Une exposition polyphonique, une immersion sensorielle
Ce n’est pas une expo, c’est une traversée. Organisée autour de cinq grands mouvements — musique de l’intime, connexions espace-temps, l’appel des ancêtres, vibrer dans un paysage sonore et Imbizo — Afrosonica nous convie à déplacer notre regard pour écouter autrement. Lamellophones, harpes, tambours et rhombes ne sont pas figés dans des vitrines : ils reprennent vie. On entend le souffle des griots, la pulsation des rituels vodoun, la ferveur des femmes du debaa, les archives d’un chant initiatique béninois enregistré en 1969… et réactivé en 2023. Les objets sortent du silence muséal. Ils deviennent des corps sonores. Des porteurs de mémoire. Afrosonica déconstruit les dichotomies : oralité/écriture, sacré/populaire, Afrique/Occident. Elle honore les rythmes oubliés, réanime les voix étouffées, et embrasse les bruits du monde comme une langue-mère.

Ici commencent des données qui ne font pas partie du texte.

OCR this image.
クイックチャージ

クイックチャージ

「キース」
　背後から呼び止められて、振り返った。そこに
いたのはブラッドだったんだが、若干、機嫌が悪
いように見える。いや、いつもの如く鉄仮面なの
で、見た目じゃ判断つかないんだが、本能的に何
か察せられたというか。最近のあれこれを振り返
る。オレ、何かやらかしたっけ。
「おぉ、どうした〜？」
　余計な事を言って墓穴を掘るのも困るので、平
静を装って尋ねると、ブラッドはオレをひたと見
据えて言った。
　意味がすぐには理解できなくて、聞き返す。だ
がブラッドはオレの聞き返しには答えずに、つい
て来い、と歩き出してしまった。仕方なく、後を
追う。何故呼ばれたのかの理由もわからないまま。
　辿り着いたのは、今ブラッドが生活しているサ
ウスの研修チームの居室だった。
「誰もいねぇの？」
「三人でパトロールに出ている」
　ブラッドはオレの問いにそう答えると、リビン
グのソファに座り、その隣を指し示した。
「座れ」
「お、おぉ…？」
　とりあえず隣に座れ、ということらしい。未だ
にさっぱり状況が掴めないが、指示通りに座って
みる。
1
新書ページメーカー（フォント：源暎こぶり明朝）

Les musiciens Etienne Ngbozo (lamellophone sanzi) et Arone Singa (hochets soko), République centrafricaine, pays Gbaya, Ndongué Photographie de Vincent Dehoux (1977)
Rituels, résistances et réinventions
L’exposition s’ouvre comme une partition vibrante, où l’on entend autant les instruments que leurs silences passés, leurs stigmates de colonisation, leurs cicatrices de vitrine. Le son y est rituel, bien sûr, mais aussi politique. Il a survécu aux traversées, aux censures, aux archives poussiéreuses. Il circule, se transforme, revient. Il dit les exils, les résistances, les sororités sonores et les dialogues impossibles. Il pose cette question : que peut un monde qui écoute, vraiment ?
Ainsi, Afrosonica déconstruit les hiérarchies entre tradition et modernité. Ici, les danses masquées dialoguent avec le spoken word, les lithophones préhistoriques croisent les nappes électroniques de Midori Takada qui fait dialoguer des hochets anciens avec un synthé contemporain : un hommage sensible au vivant et au réenchantement. Tarek Atoui, artiste libanais, compose des installations immersives où le son devient matière physique. Sonia Boyce, pionnière britannique, réinvente les archives vocales noires par la performance. Mo Laudi, co-commissaire de l’expo, croise les beats des townships et la philosophie panafricaine dans une esthétique globale. DJ Lynnée Denise, DJ-chercheuse, active la mémoire diasporique à coups de mix narratif. KMRU, figure de la scène ambient kenyane, invite à une écoute lente du monde. Elsa M’Bala, Camerounaise et sorcière numérique, transforme la voix en rituel connecté. Tous ses créateurs venant d’Afrique, de ses diasporas et d’ailleurs composent, décomposent, samplent, invoquent. Ils parlent à l’oreille, au cœur et parfois à l’invisible. Ils travaillent la mémoire comme on mixe un morceau : en couches, en textures, en émotions. Chacun apporte sa vibration, son héritage, son futur. Ils rendent au son sa densité politique, son pouvoir chamanique, sa force de lien.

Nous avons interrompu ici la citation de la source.